4.3. Neonatal Pathologies and Complications
The most frequent pathologies observed were presumed neonatal bacterial infection (93.8%), hyaline membrane disease (51.9%), and perinatal asphyxia (32.5%). These results are in line with those of Al-Nafeesah et al. in Saudi Arabia [19] and Thomas et al. in Ethiopia [20]. The high rate of neonatal infections in our cohort may be attributed to inadequate hygiene practices, prematurity, and the lack of standardized infection prevention protocols, as also reported by Garba et al. in Niger [21]. Severe respiratory distress, affecting 38.8% of newborns, was comparable to data from Faye et al. in Dakar (47.7%) [22] and can be explained by the high proportion of premature infants and surfactant deficiency [23] [24]. Neurological disorders were present in 40% of infants, higher than the 18% reported by Sheth [25], likely due to delayed transfer and perinatal asphyxia.
4.4. Neonatal Mortality and Associated Factors
The neonatal mortality rate observed in this study (39.4%) remains high but comparable to findings from other African studies [26]-[28]. The main factors significantly associated with mortality were respiratory distress, low birth weight, neurological impairment, and an Apgar score < 7 at the fifth minute, all previously identified as key predictors of neonatal death in African settings [27] [29] [30]. This elevated mortality rate reflects both the severity of admitted cases and the limitations in human and technical resources in neonatal intensive care units.
Study Limitations
This study has some limitations. First, its cross-sectional and single-center design limits the generalizability of the findings to other neonatal care settings. Second, some clinical and laboratory data were retrospectively extracted from medical records, which may have led to missing or incomplete information. Third, microbiological confirmation of infection was not systematically performed for all cases, possibly resulting in an overestimation of presumed bacterial infections. Finally, only univariate analyses were conducted, as the limited sample size and collinearity between variables such as gestational age, birth weight, and respiratory distress prevented reliable multivariate modeling. Despite these limitations, this study provides valuable insight into neonatal morbidity and mortality patterns in a tertiary hospital in Côte d’Ivoire and highlights priorities for improving newborn care.
5. Conclusion
This study highlights a young maternal population, predominantly active in the informal sector, with insufficient antenatal follow-up.
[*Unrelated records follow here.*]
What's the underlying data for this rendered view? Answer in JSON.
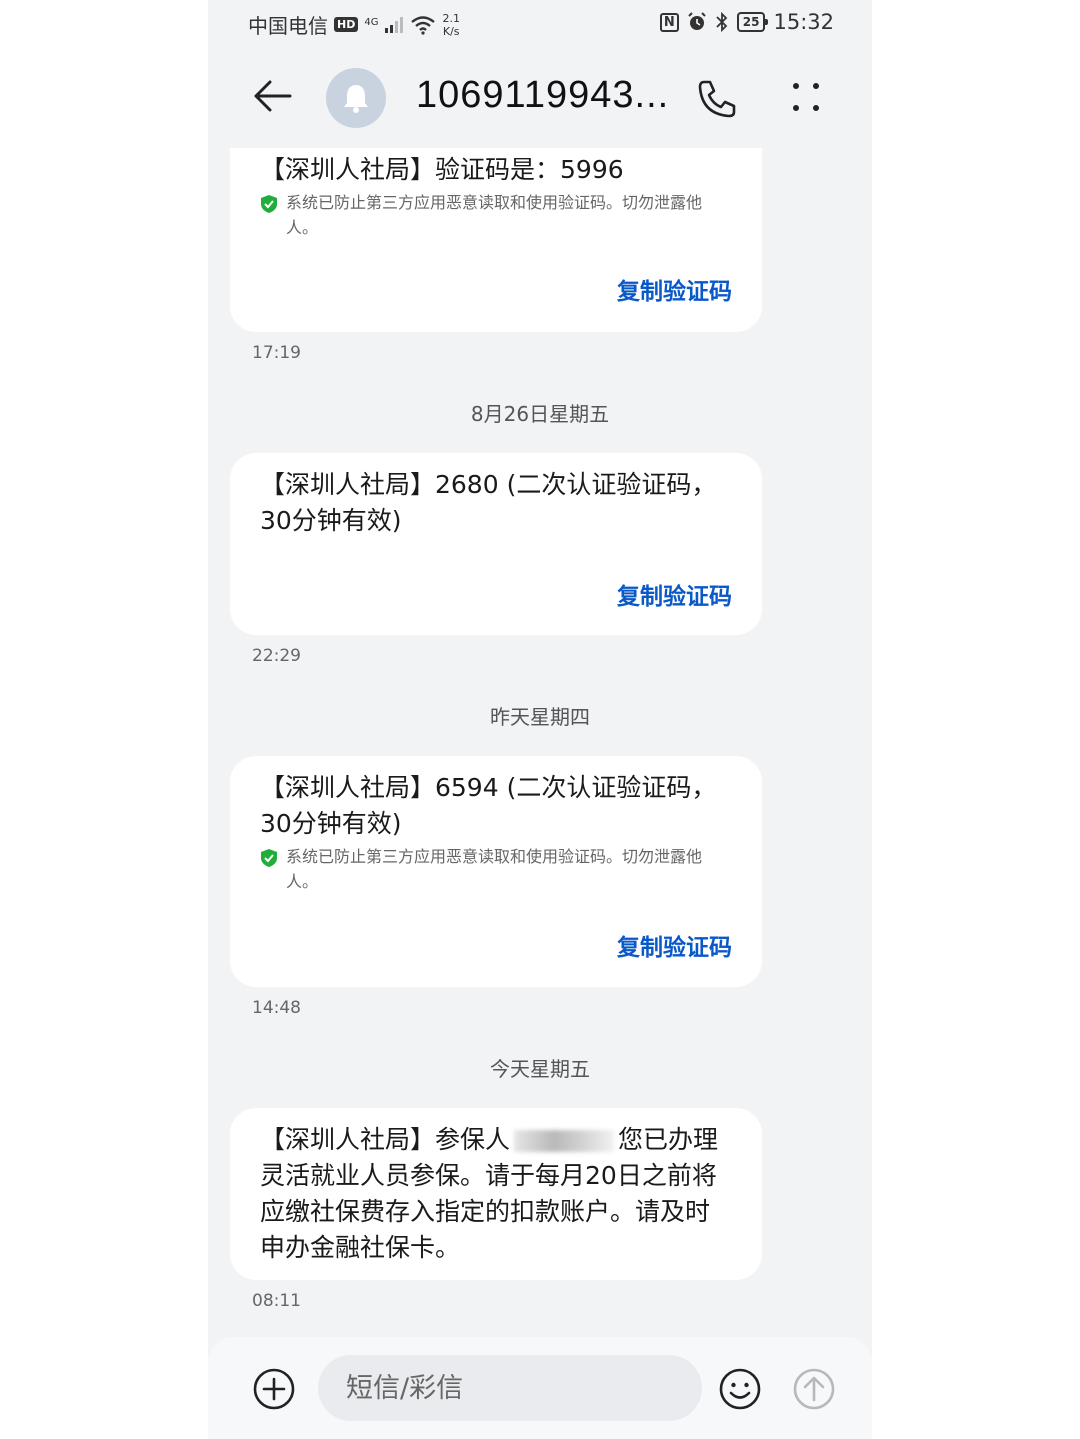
{
  "status_bar": {
    "carrier": "中国电信",
    "hd": "HD",
    "network": "4G",
    "speed_value": "2.1",
    "speed_unit": "K/s",
    "nfc": "N",
    "battery": "25",
    "time": "15:32"
  },
  "header": {
    "contact": "1069119943..."
  },
  "messages": [
    {
      "text": "【深圳人社局】验证码是：5996",
      "security_note": "系统已防止第三方应用恶意读取和使用验证码。切勿泄露他人。",
      "action": "复制验证码",
      "time": "17:19"
    },
    {
      "date": "8月26日星期五",
      "text": "【深圳人社局】2680 (二次认证验证码，30分钟有效)",
      "action": "复制验证码",
      "time": "22:29"
    },
    {
      "date": "昨天星期四",
      "text": "【深圳人社局】6594 (二次认证验证码，30分钟有效)",
      "security_note": "系统已防止第三方应用恶意读取和使用验证码。切勿泄露他人。",
      "action": "复制验证码",
      "time": "14:48"
    },
    {
      "date": "今天星期五",
      "text_before": "【深圳人社局】参保人",
      "text_after": "您已办理灵活就业人员参保。请于每月20日之前将应缴社保费存入指定的扣款账户。请及时申办金融社保卡。",
      "time": "08:11"
    }
  ],
  "composer": {
    "placeholder": "短信/彩信"
  },
  "colors": {
    "background": "#f1f3f5",
    "bubble": "#ffffff",
    "link": "#0a59c8",
    "shield": "#1fae3a"
  }
}
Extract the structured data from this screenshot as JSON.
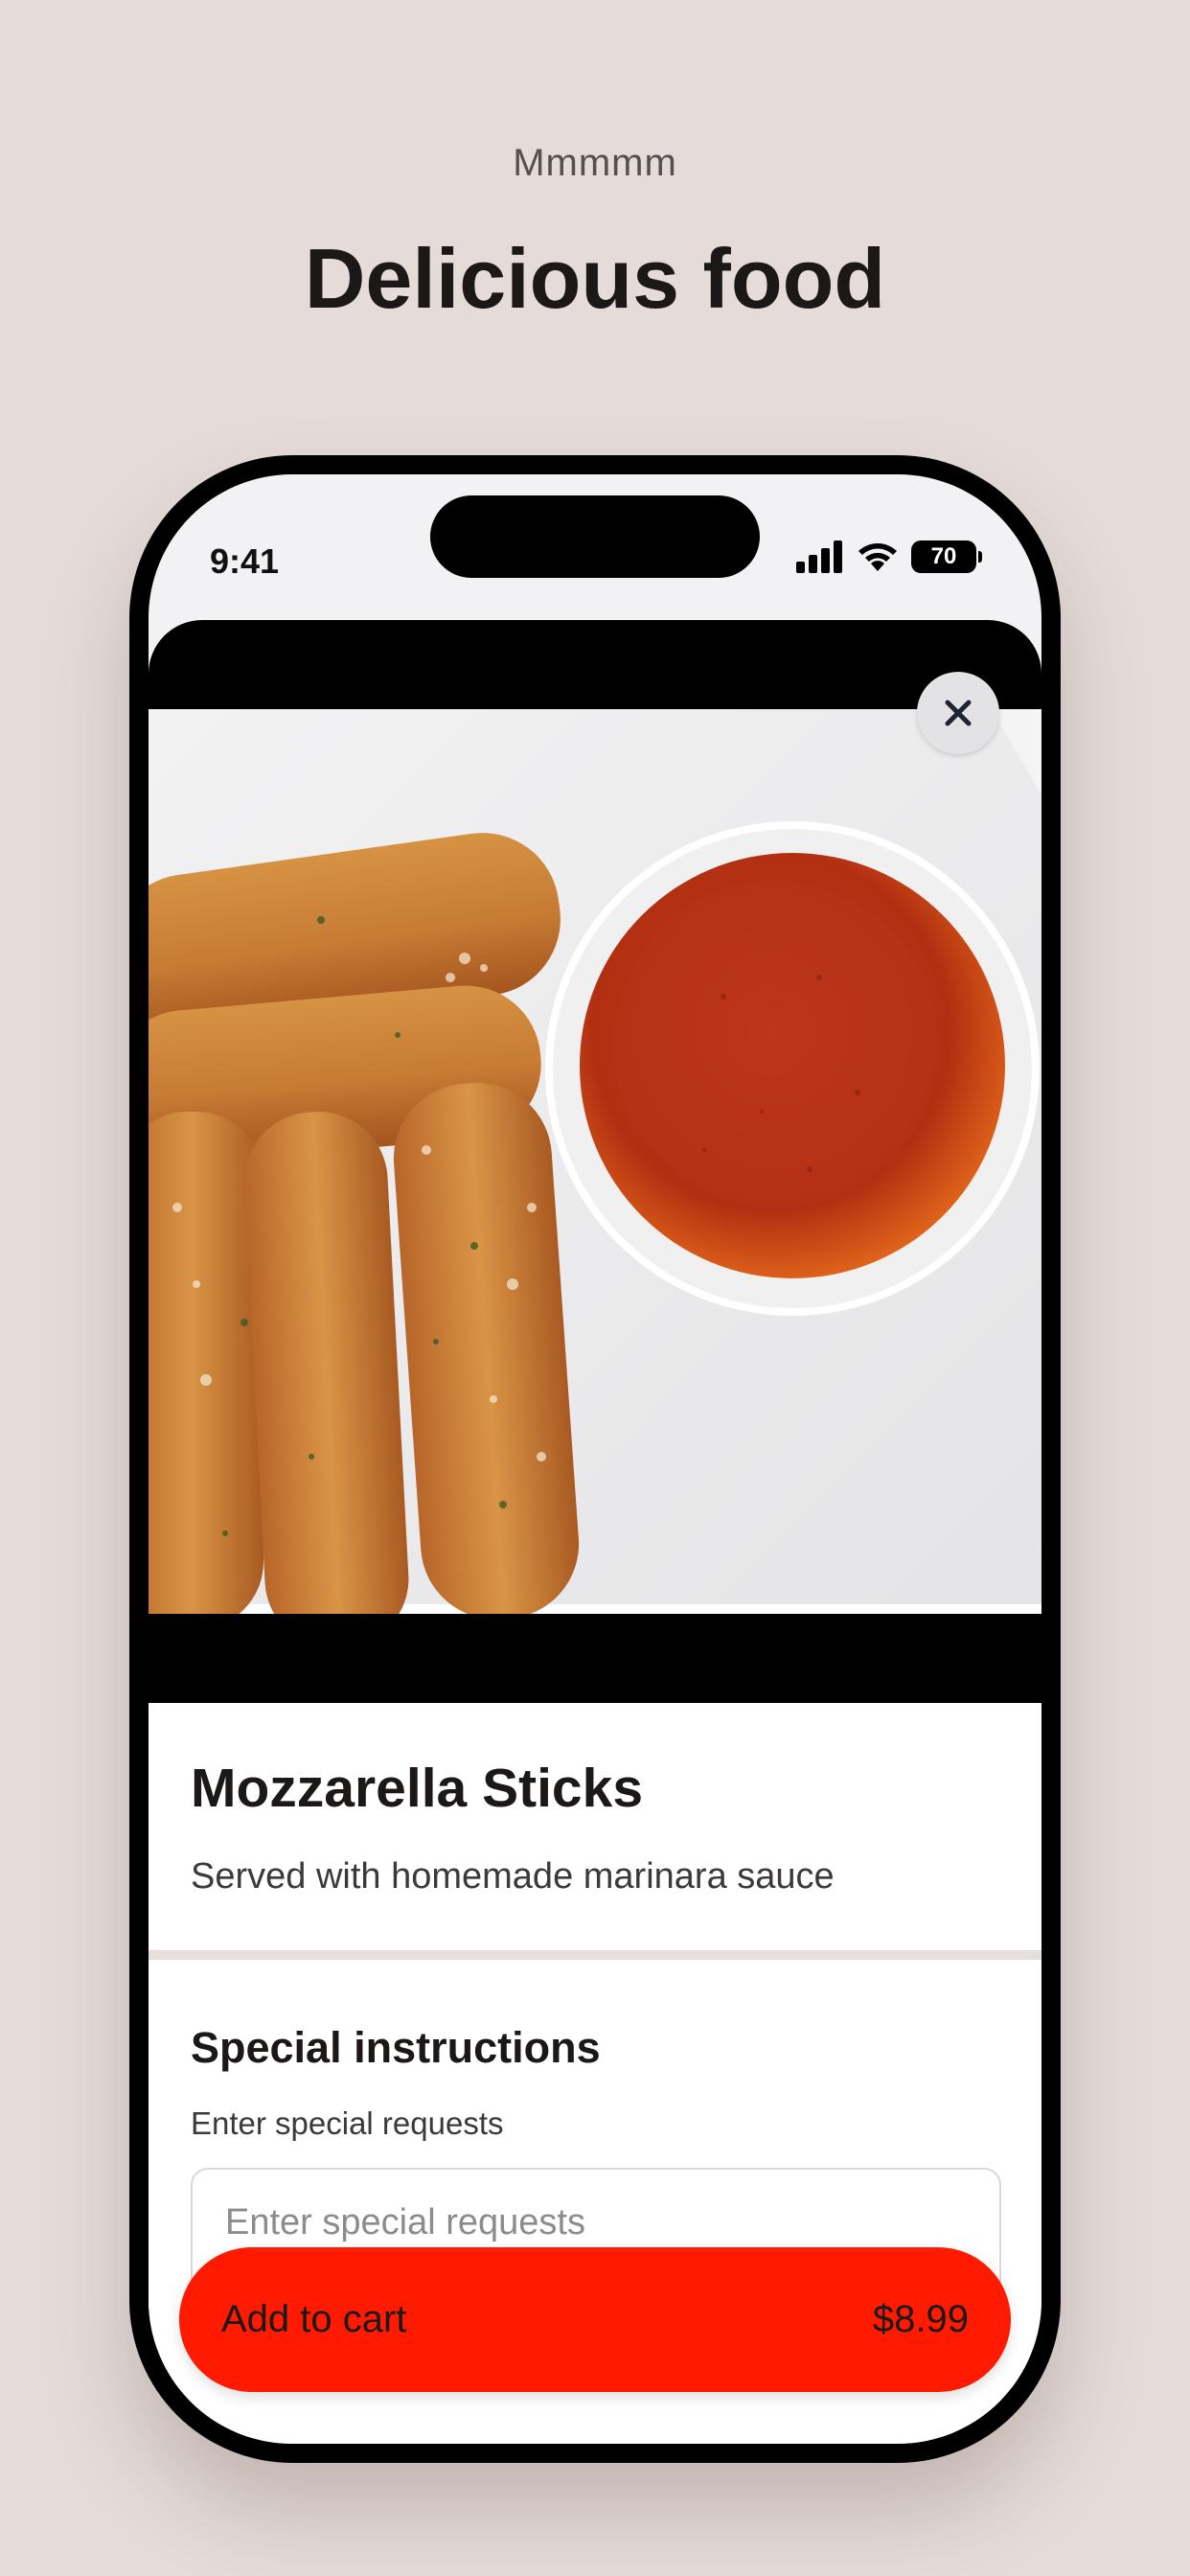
{
  "header": {
    "eyebrow": "Mmmmm",
    "title": "Delicious food"
  },
  "status_bar": {
    "time": "9:41",
    "battery": "70",
    "icons": [
      "signal-icon",
      "wifi-icon",
      "battery-icon"
    ]
  },
  "item": {
    "image_alt_icon": "food-photo",
    "close_icon": "close-icon",
    "name": "Mozzarella Sticks",
    "description": "Served with homemade marinara sauce"
  },
  "special_instructions": {
    "title": "Special instructions",
    "label": "Enter special requests",
    "placeholder": "Enter special requests",
    "value": ""
  },
  "cart": {
    "button_label": "Add to cart",
    "price": "$8.99"
  },
  "colors": {
    "background": "#e5dcd9",
    "accent": "#ff1a00",
    "text": "#1b1817"
  }
}
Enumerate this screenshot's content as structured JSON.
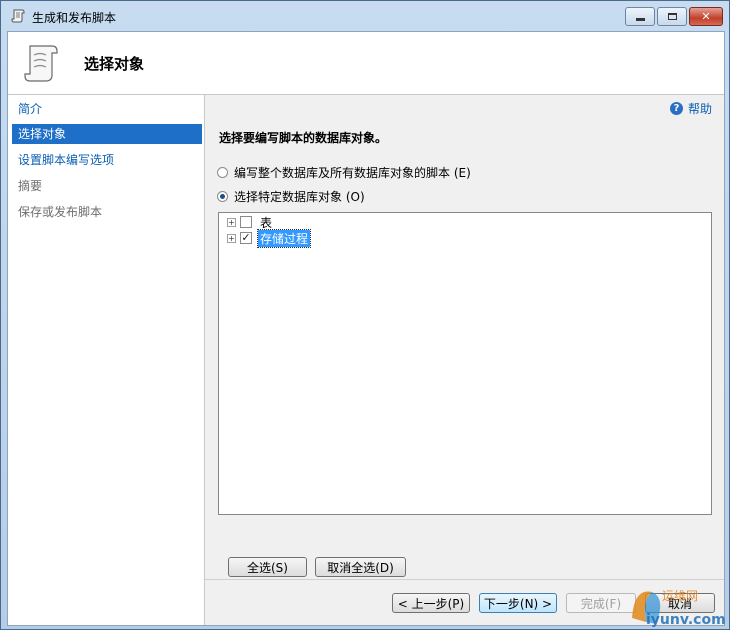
{
  "window": {
    "title": "生成和发布脚本"
  },
  "header": {
    "title": "选择对象"
  },
  "sidebar": {
    "items": [
      {
        "label": "简介",
        "state": "link"
      },
      {
        "label": "选择对象",
        "state": "active"
      },
      {
        "label": "设置脚本编写选项",
        "state": "link"
      },
      {
        "label": "摘要",
        "state": "disabled"
      },
      {
        "label": "保存或发布脚本",
        "state": "disabled"
      }
    ]
  },
  "main": {
    "help_label": "帮助",
    "section_title": "选择要编写脚本的数据库对象。",
    "radio_whole": {
      "label": "编写整个数据库及所有数据库对象的脚本 (E)",
      "checked": false
    },
    "radio_specific": {
      "label": "选择特定数据库对象 (O)",
      "checked": true
    },
    "tree": [
      {
        "label": "表",
        "checked": false,
        "selected": false
      },
      {
        "label": "存储过程",
        "checked": true,
        "selected": true
      }
    ],
    "select_all_label": "全选(S)",
    "deselect_all_label": "取消全选(D)"
  },
  "footer": {
    "prev_label": "< 上一步(P)",
    "next_label": "下一步(N) >",
    "finish_label": "完成(F)",
    "cancel_label": "取消"
  },
  "watermark": {
    "text": "iyunv.com",
    "text2": "运维网"
  },
  "colors": {
    "accent": "#1e6fc8",
    "link": "#0b5fb3",
    "selection": "#3399ff"
  }
}
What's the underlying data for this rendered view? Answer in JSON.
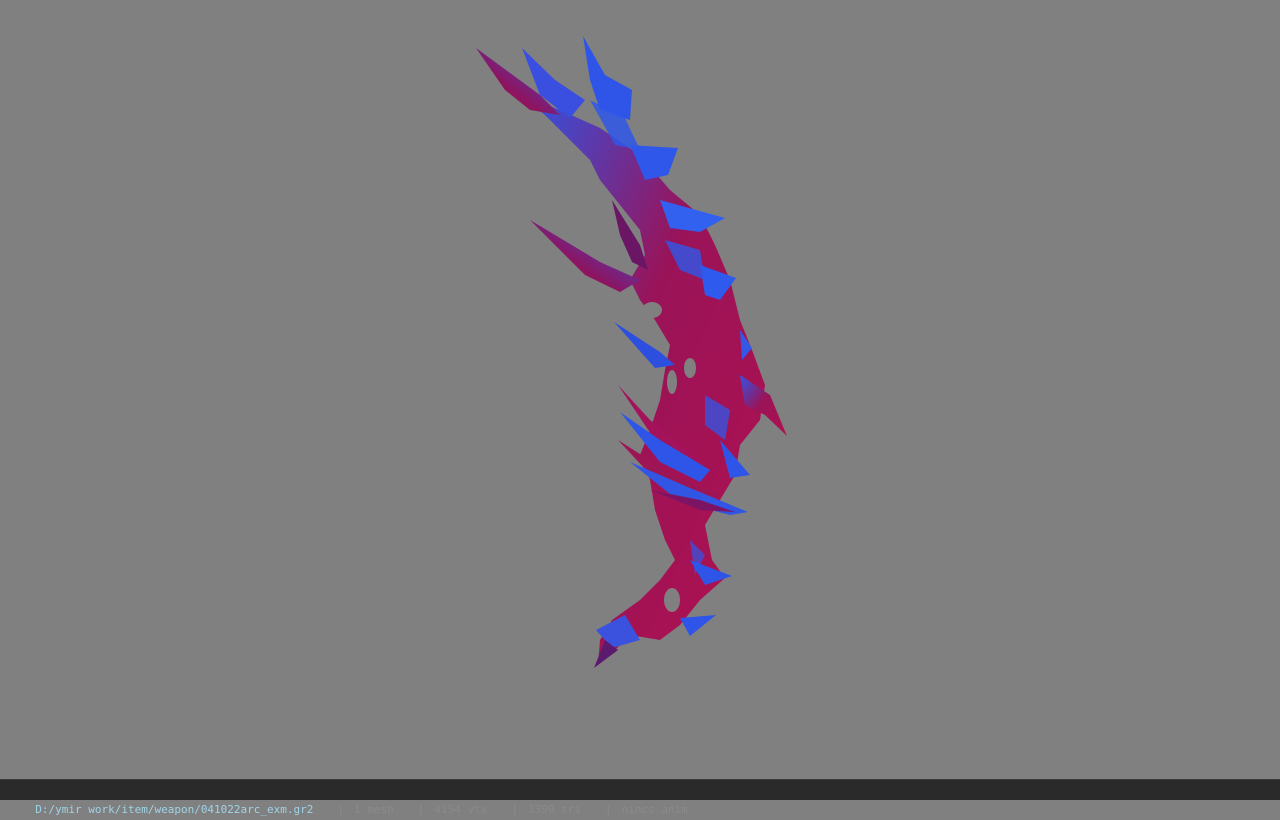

These characteristics point to persistent challenges in obstetric care and prenatal prevention in Côte d’Ivoire, directly impacting neonatal health outcomes. Among newborns, admissions were dominated by prematurity, respiratory and neurological distress, and infections, emphasizing the burden of perinatal conditions on neonatal morbidity and mortality. Despite progress, neonatal mortality remains high, underlining the urgent need to improve antenatal care, prevent perinatal infections, and ensure the availability of surfactant. Continuous neonatal staff training, standardized care protocols, and nosocomial infection prevention should be prioritized to improve survival outcomes among hospitalized newborns.